I know that $$4z^2+28z-1=4\left(z-\frac{-7+5\sqrt 2}{2}\right)\left(z-\frac{-7-5\sqrt 2}{2}\right)$$ and I managed to show that $$\frac{1}{2\pi i}\int_{C(0;1)}\frac{-125}{(z-4)(4z^2+28z-1)}dz=\frac{15\sqrt 2}{28} +\frac{5}{14}$$ by Cauchy's Integral Formula where $z=\frac{-7+5\sqrt 2}{2}$ is the only singularity in $C(0;1)$.

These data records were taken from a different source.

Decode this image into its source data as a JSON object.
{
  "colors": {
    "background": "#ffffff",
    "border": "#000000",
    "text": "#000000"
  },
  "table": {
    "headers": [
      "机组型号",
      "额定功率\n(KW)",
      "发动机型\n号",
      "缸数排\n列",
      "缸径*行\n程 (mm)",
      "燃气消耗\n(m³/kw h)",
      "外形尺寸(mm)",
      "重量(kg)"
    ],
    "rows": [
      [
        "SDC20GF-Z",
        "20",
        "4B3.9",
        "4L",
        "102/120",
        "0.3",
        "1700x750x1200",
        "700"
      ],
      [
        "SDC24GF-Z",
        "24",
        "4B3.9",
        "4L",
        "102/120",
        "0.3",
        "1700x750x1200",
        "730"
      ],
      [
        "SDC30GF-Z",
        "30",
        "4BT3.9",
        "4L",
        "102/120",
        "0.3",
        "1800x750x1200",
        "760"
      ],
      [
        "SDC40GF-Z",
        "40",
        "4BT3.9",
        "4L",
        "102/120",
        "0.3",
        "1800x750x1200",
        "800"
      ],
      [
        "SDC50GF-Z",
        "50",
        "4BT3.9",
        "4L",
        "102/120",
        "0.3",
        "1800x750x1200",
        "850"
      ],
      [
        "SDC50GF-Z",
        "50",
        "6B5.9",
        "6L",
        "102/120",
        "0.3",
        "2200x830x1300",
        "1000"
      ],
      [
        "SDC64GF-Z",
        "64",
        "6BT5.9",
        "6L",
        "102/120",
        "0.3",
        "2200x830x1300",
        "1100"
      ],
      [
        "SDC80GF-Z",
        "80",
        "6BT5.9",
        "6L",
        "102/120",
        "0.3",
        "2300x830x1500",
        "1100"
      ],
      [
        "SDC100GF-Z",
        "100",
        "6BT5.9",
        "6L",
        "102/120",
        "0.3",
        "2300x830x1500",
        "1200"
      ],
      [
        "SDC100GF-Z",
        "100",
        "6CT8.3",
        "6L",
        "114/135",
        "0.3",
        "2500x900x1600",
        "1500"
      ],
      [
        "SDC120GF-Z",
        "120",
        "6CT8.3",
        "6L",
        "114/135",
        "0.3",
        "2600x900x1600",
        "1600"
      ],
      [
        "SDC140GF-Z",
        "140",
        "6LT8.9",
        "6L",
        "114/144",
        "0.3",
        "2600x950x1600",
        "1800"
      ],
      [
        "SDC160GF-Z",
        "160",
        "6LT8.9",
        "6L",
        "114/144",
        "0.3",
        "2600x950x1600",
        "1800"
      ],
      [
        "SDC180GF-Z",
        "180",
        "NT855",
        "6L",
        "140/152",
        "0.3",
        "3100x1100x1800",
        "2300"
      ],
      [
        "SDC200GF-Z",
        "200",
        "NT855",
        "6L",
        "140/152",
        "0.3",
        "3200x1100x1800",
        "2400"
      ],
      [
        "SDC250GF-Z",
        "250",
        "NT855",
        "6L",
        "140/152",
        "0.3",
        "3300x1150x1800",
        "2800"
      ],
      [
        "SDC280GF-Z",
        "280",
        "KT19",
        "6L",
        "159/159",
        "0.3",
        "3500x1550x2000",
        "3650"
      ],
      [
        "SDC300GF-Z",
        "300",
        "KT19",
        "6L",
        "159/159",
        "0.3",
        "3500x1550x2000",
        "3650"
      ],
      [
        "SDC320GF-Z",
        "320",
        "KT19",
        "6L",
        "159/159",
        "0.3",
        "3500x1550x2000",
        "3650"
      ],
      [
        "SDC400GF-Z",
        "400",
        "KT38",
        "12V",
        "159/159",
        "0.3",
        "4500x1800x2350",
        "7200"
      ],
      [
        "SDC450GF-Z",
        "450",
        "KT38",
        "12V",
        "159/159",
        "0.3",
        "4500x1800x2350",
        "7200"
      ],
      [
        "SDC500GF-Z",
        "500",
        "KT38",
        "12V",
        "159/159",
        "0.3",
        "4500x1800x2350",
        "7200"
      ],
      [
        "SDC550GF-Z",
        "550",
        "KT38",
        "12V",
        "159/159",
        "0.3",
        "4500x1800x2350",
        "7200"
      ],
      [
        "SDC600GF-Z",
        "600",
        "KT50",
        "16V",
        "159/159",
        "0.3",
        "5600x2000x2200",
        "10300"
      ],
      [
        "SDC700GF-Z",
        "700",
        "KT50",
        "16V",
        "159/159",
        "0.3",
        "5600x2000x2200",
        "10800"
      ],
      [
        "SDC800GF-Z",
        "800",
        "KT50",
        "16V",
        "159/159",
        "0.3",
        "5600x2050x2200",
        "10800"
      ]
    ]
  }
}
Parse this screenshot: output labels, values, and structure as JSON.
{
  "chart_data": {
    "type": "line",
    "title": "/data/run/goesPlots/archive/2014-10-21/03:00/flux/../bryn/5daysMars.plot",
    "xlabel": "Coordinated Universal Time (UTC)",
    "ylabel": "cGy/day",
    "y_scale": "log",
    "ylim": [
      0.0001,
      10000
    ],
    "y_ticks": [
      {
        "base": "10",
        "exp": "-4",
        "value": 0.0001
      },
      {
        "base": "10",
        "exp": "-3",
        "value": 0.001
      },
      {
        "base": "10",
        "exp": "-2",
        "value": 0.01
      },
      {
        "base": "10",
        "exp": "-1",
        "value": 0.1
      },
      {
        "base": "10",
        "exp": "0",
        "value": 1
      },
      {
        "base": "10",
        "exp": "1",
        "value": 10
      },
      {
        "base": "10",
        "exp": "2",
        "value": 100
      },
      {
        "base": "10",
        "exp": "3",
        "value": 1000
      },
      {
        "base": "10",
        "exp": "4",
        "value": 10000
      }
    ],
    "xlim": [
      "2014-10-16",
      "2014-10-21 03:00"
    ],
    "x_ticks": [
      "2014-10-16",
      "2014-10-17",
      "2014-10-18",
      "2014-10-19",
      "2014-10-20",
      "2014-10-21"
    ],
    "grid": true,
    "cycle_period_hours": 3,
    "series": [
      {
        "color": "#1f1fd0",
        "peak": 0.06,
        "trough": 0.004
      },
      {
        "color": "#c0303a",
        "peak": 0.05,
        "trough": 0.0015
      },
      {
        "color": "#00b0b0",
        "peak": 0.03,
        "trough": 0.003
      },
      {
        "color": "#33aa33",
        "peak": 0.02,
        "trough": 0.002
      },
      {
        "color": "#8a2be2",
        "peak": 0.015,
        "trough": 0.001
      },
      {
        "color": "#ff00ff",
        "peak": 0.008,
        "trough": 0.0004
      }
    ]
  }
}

Now my question is, is there a way to show $(1)$ by Laurent series expansion along with the binomial identity? I am clueless as to how I can proceed.

Answer 1

To deal with the LHS, start with the identity, valid for every integer $n\geqslant0$, $${3n\choose n}=[z^n](1+z)^{3n}=[z^0]z^{-n}(1+z)^{3n}$$ hence, for $|u|$ small enough, $$S(u)=\sum_{n=0}^\infty{3n\choose n}u^n$$ is $$S(u)=\frac1{2i\pi}\int_C\sum_{n=0}^\infty u^nz^{-n}(1+z)^{3n}\frac{dz}z=\frac1{2i\pi}\int_C\frac1{1-uz^{-1}(1+z)^3}\frac{dz}z$$ that is, $$S(u)=\frac1{2i\pi}\int_C\frac1{a(z)}dz$$ with $$a(z)=z-u(1+z)^3$$ For $u=4/125$, $a(z)$ has three simple poles, the only one inside $C$ is $$w=\frac{5\sqrt2-7}2$$ hence the residue formula yields $$S(u)=\frac1{a'(w)}=\frac1{1-3u(1+w)^2}=\frac{1+w}{1-2w}$$ and it remains to check that the last ratio is the desired value.